Canadian artist (born 1977)

Onya Hogan–Finlay (born 1977) is a Canadian interdisciplinary artist, and small business owner. Her collaborative art projects focus on queer history, research, education, and community outreach. She is also a sea salt farmer, and a co-owner of OK Sea Salt. She is based in LaHave in Nova Scotia.

== Early life and education ==
Hogan-Finlay was born in 1977, in Fredericton, New Brunswick, Canada. She is of Canadian settler ancestry. She is queer.

She received her Bachelor's in Fine Arts degree in 2000 from Concordia University in Montreal, and Master's in Fine Arts degree in 2011 from the University of Southern California.

== Selected works ==
Hogan-Finlay was a founding member of project MOBILELIVRE–BOOKMOBILE project (2001–2005), alongside Courney Dailey, Leila Portavef, and Ginger Brooks Takahashi. They remodeled an Airstream trailer and filled it with books, zines, and art pieces, and toured the United States and Canada. Hogan-Finlay describes it as a "grass-roots, scrappy project" made up of volunteers; it was a project with a goal to inspire interest in art and increase media literacy. With a collection of art and magazines, they toured the US and Canada. Hogan-Finlay is a co-editor of "The BOOKMOBILE Book", a book documenting the project released in 2014.

Hogan-Finlay's MFA thesis at University of Southern California included an exhibition, titled My Taste in Men (2011), featuring art from the ONE Archives. While the archive had a plethora of art from gay men, the lack of art from women and transgender people inspired her to create a showcase with erotic art from gay men as well as intentional empty space for excluded identities from the community. The center of her exhibit had a wallpaper featuring Reed Erickson, a transgender philanthropist who helped fund the ONE archives, with the wallpaper acting as a representation of his background contributions to the ONE Archives.

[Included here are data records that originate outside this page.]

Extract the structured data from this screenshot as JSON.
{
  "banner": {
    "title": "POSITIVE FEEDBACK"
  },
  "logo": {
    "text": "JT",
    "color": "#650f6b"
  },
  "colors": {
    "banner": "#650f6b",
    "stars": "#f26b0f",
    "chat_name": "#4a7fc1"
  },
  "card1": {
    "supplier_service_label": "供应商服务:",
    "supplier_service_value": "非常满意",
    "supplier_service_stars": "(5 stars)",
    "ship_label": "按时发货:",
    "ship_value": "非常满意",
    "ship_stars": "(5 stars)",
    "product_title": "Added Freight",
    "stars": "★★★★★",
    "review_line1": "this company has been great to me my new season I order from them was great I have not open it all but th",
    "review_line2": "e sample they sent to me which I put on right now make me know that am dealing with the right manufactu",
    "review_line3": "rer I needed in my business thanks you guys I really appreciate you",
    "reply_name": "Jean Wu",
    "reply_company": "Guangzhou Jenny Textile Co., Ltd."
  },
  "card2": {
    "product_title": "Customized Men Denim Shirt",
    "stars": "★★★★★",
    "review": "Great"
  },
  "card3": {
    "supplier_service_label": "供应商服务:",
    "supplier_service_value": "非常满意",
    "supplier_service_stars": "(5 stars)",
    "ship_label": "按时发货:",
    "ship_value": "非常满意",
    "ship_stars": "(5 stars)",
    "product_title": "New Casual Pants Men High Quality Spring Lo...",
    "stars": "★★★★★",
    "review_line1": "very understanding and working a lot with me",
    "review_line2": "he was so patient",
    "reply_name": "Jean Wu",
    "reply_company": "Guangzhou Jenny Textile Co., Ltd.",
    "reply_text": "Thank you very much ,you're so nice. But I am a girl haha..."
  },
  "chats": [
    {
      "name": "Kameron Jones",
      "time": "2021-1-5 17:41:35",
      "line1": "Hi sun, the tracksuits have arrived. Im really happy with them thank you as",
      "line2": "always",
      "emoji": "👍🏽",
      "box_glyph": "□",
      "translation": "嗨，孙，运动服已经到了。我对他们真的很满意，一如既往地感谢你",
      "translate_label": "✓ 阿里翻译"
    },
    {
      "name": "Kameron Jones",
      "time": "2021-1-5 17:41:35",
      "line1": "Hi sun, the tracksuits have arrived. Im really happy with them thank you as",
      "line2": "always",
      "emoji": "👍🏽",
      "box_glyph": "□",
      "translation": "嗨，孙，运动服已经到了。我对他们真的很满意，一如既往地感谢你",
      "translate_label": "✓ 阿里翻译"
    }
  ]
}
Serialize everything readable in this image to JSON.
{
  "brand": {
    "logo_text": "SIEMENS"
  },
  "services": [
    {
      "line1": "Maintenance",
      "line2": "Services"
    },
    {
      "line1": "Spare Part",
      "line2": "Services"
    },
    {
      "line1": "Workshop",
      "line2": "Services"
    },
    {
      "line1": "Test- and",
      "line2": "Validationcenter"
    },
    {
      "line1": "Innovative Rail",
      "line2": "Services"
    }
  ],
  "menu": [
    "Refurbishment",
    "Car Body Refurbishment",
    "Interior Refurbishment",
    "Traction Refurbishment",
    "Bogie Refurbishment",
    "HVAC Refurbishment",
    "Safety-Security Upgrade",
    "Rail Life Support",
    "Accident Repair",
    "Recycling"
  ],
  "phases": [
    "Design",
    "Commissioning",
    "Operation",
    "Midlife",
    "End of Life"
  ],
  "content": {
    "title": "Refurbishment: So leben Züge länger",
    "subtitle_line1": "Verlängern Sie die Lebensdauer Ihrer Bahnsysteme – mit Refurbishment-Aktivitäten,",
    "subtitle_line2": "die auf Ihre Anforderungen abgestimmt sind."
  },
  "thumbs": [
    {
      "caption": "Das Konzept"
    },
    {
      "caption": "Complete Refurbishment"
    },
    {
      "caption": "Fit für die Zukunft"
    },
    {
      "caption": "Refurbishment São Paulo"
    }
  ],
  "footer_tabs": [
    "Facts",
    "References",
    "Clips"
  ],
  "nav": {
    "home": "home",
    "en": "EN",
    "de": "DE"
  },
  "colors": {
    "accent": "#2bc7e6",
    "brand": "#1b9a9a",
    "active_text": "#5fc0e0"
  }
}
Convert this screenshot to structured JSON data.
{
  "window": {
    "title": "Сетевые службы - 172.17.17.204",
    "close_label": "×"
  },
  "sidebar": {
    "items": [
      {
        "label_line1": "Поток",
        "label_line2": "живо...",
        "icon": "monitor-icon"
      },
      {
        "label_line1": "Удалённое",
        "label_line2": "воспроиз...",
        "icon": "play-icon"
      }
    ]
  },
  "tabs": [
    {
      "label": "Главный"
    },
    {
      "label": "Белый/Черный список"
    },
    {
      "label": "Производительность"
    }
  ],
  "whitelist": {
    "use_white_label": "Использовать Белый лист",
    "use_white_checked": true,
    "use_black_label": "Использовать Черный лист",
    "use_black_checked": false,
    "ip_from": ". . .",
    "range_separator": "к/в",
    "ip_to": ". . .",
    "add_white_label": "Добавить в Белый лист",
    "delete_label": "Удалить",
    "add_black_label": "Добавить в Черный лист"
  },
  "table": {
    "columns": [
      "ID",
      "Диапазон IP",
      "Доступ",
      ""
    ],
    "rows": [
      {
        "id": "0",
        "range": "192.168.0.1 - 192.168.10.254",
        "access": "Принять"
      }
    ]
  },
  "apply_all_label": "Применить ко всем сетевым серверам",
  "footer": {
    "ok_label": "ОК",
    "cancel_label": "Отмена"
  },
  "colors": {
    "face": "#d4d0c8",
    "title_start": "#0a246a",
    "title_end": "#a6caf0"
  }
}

Hogan-Finlay continues to make art while living in Nova Scotia. "Apple Obscura" (2022) is a large inflatable apple hung from an 18-foot ladder. Inside the apple is a camera obscura, from which observers can peer through to see their surroundings upside down.

== Personal life ==
Hogan-Finlay is married to Kim Kelly, who holds a degree in business. In 2021, the couple moved to the LaHare Islands in Nova Scotia and began their sea salt business, OK Sea Salt. Calling themselves the "salty dykes", the couple takes pride in running a queer woman-owned business. Part of their revenue is allocated to be donated to charities promoting equality and social justice.